In fact, Williamson is the only Democratic presidential hopeful thus far to discuss concrete numbers for reparations. "Anything less than $100 billion" would be an insult, she has said, and gave $200 billion to $500 billion as a more likely range in an interview with BuzzFeed. She believes the money should be disbursed over 20 years by a council of entirely black leaders.

Her passion for this policy, she says, comes from both her broad understanding of faith and her reading of American history.

"It is a universal thing that one must atone for sins, errors, mistakes, whatever words you choose to use," she said. "So a Catholic goes to confession.
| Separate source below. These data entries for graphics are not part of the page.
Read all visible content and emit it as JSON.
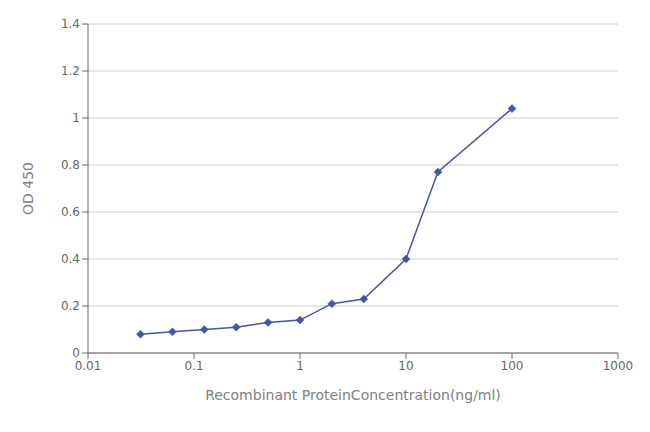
{
  "chart_data": {
    "type": "line",
    "x": [
      0.03125,
      0.0625,
      0.125,
      0.25,
      0.5,
      1.0,
      2.0,
      4.0,
      10.0,
      20.0,
      100.0
    ],
    "values": [
      0.08,
      0.09,
      0.1,
      0.11,
      0.13,
      0.14,
      0.21,
      0.23,
      0.4,
      0.77,
      1.04
    ],
    "color": "#4455aa",
    "marker": "diamond",
    "log": "x",
    "xlabel": "Recombinant ProteinConcentration(ng/ml)",
    "ylabel": "OD 450",
    "xlim": [
      0.01,
      1000
    ],
    "ylim": [
      0,
      1.4
    ],
    "xticks": [
      0.01,
      0.1,
      1,
      10,
      100,
      1000
    ],
    "yticks": [
      0,
      0.2,
      0.4,
      0.6,
      0.8,
      1.0,
      1.2,
      1.4
    ],
    "grid": "y"
  }
}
A Jew goes to Yom Kippur, the holiest day of the year and the Jewish calendar... And in 12-step recovery meetings, one has to make a fearless moral inventory and address the exact nature of one's character defects. Those are all the same principles. In 1864, Abraham Lincoln wrote a proclamation, the day of fasting and prayer, in which he said that a nation, too, must confess its sins."

Despite her frequent references to faith, Williamson stresses that she is a firm believer in the separation of church and state, noting that as a religious minority she "understands how important it is that our political discourse, which belongs to all of us, not (be) dominated by a religious conversation (that) belongs to only a few."

Even so, she is excited by the idea of a resurgent religious left and her fellow Democratic candidates' open conversations about their faith.

"I come from a generation where there was a vibrant religious left," she said, pointing to Yale University chaplain William Sloane Coffin, a civil rights activist and outspoken critic of the Vietnam War. She argued the Democratic Party's movement away from God-talk was an "aberration" that has led to a "necessary rebalancing" in today's political discourse.

"That swerve from a deeper respect for and understanding of the inner lives was very damaging politically for the Democratic Party, because it made many people of faith feel under-appreciated, their values even mocked," she said.

She added: "(Being religious) doesn't mean you have a less sophisticated understanding of the universe. In my opinion, it means you have a more sophisticated understanding of the universe."

Given the early response to her candidacy — Williamson's campaign gatherings skew more toward intimate house parties than raucous rallies — it's worth asking what she hopes to achieve with her campaign. While realistic, Williamson is nothing if not optimistic, and it may be that her run is ultimately geared toward something arguably even more difficult than winning the presidency: changing the nature of American politics.

"My campaign is about a deep and meaningful conversation I'm trying to have here, which I feel is (one) that will transform this country," she said.

In the meantime, she remains dedicated to fighting what she called the "demons" of society the best way she knows how: with love.

"The only way to defeat dog whistles is to drown them out with angel voices," she said. "But the angels can only sing through us."